The Old Summer Palace is commonly known as the "Garden of Gardens" in China. It consists of the Garden of Perfect Brightness proper, the Garden of Eternal Spring, and the Elegant Spring Garden; totally they covered an area of 350 hectares (the water surface is about 140 hectares). The gardens had thousands of pavilions, temples, galleries, halls, lakes, bridges, rockeries, and many rare birds, beasts, trees and flowers, etc. Many famous landscapes of southern China had been reproduced in the gardens (such as the Suzhou Lion Grove, the Ten Famous Sights in Xihu Lake and so on), countless invaluable Chinese art masterpieces and antiquities were stored in the halls, making the palace the largest museum in the world. Some unique copies of literary work and compilations were also stored inside the gardens.
Unfortunately, in the second Opium War (1860), the British and French troops thoroughly plundered and destroyed the Old Summer Palace and sent all the booties to their countries. Since the Chinese pavilions and temples were made of wood they did not survive fires, but a marble facade some broken columns and traces of the fountains stick out of the rice paddies. During the reign of Emperor Tongzhi (1862-1874), the palace was restored for the residence of Dowager Ci'xi. But by 1900, the palace was re-destroyed and looted again by the Eight Power Allied Force (Japan, British, French, Germany, Russia, America, Italy, and the Austria-Hungary).

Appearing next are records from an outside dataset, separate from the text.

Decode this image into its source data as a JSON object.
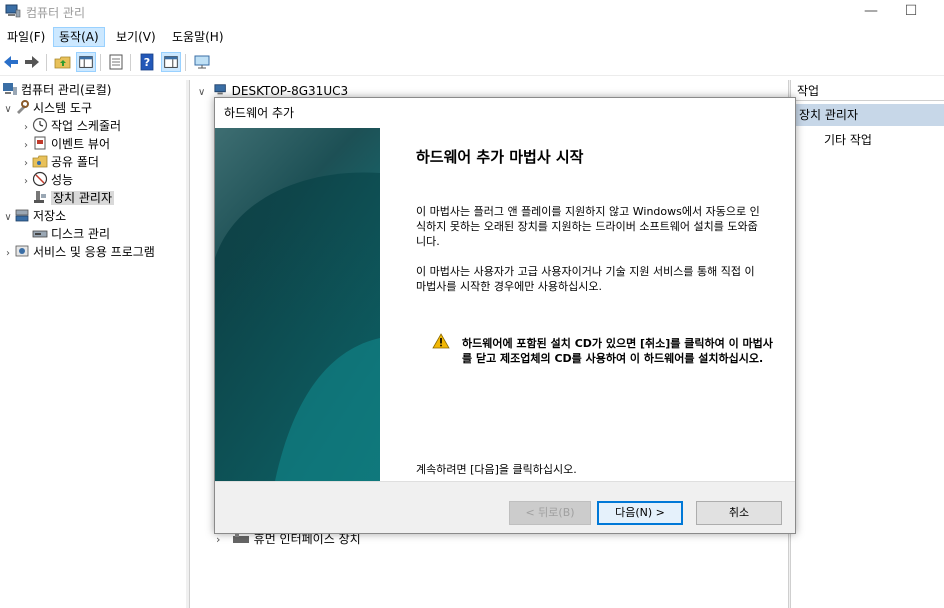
{
  "window": {
    "title": "컴퓨터 관리",
    "minimize_glyph": "—",
    "maximize_glyph": "☐"
  },
  "menu": {
    "items": [
      "파일(F)",
      "동작(A)",
      "보기(V)",
      "도움말(H)"
    ],
    "active_index": 1
  },
  "toolbar": {
    "buttons": [
      "back-arrow-icon",
      "forward-arrow-icon",
      "folder-up-icon",
      "console-tree-icon",
      "properties-icon",
      "help-icon",
      "action-pane-icon",
      "monitor-icon"
    ]
  },
  "tree": {
    "root": "컴퓨터 관리(로컬)",
    "system_tools": "시스템 도구",
    "task_scheduler": "작업 스케줄러",
    "event_viewer": "이벤트 뷰어",
    "shared_folders": "공유 폴더",
    "performance": "성능",
    "device_manager": "장치 관리자",
    "storage": "저장소",
    "disk_management": "디스크 관리",
    "services": "서비스 및 응용 프로그램"
  },
  "center": {
    "computer_name": "DESKTOP-8G31UC3",
    "last_node": "휴먼 인터페이스 장치"
  },
  "actions": {
    "header": "작업",
    "selected": "장치 관리자",
    "more": "기타 작업",
    "more_arrow": "▶"
  },
  "wizard": {
    "title": "하드웨어 추가",
    "heading": "하드웨어 추가 마법사 시작",
    "para1": "이 마법사는 플러그 앤 플레이를 지원하지 않고 Windows에서 자동으로 인식하지 못하는 오래된 장치를 지원하는 드라이버 소프트웨어 설치를 도와줍니다.",
    "para2": "이 마법사는 사용자가 고급 사용자이거나 기술 지원 서비스를 통해 직접 이 마법사를 시작한 경우에만 사용하십시오.",
    "warning": "하드웨어에 포함된 설치 CD가 있으면 [취소]를 클릭하여 이 마법사를 닫고 제조업체의 CD를 사용하여 이 하드웨어를 설치하십시오.",
    "continue_text": "계속하려면 [다음]을 클릭하십시오.",
    "back_button": "< 뒤로(B)",
    "next_button": "다음(N) >",
    "cancel_button": "취소"
  },
  "colors": {
    "accent": "#0078d7",
    "menu_active_bg": "#cce8ff",
    "action_selected_bg": "#c7d7e8",
    "wizard_side_dark": "#0f4a50",
    "wizard_side_light": "#2a8a8a"
  }
}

After the founding of the People's Republic of China, the Chinese government attaches great importance to protect the ruined site of the Yuanmingyuan, some sights were restored. The site was open to the public and named Yuanmingyuan Park (or Yuanmingyuan Site Park). The destroyed palace was designated a heritage site of Beijing. Today, it is regarded as a symbol of foreign aggression and humiliation in China. It has become a living 'Educational Base of Patriotism' of all Chinese people.
To date, numerous priceless relics which were looted from the Old Summer Palace have been remained in the foreign museums, libraries and private collections. They are the living evidence to reveal the predators' impudence and voraciousness.
The Old Summer Palace (Yuanmingyuan) is situated just outside the west gate of Tsinghua University, north of Beijing University (Beida), and east of the Summer Palace. It can be reached on foot (about half an hour) or by bike from Beida –go north from Beida, turn right along the road to Tsinghua University, detour left into the rice fields- and then ask whoever happens to be wandering by.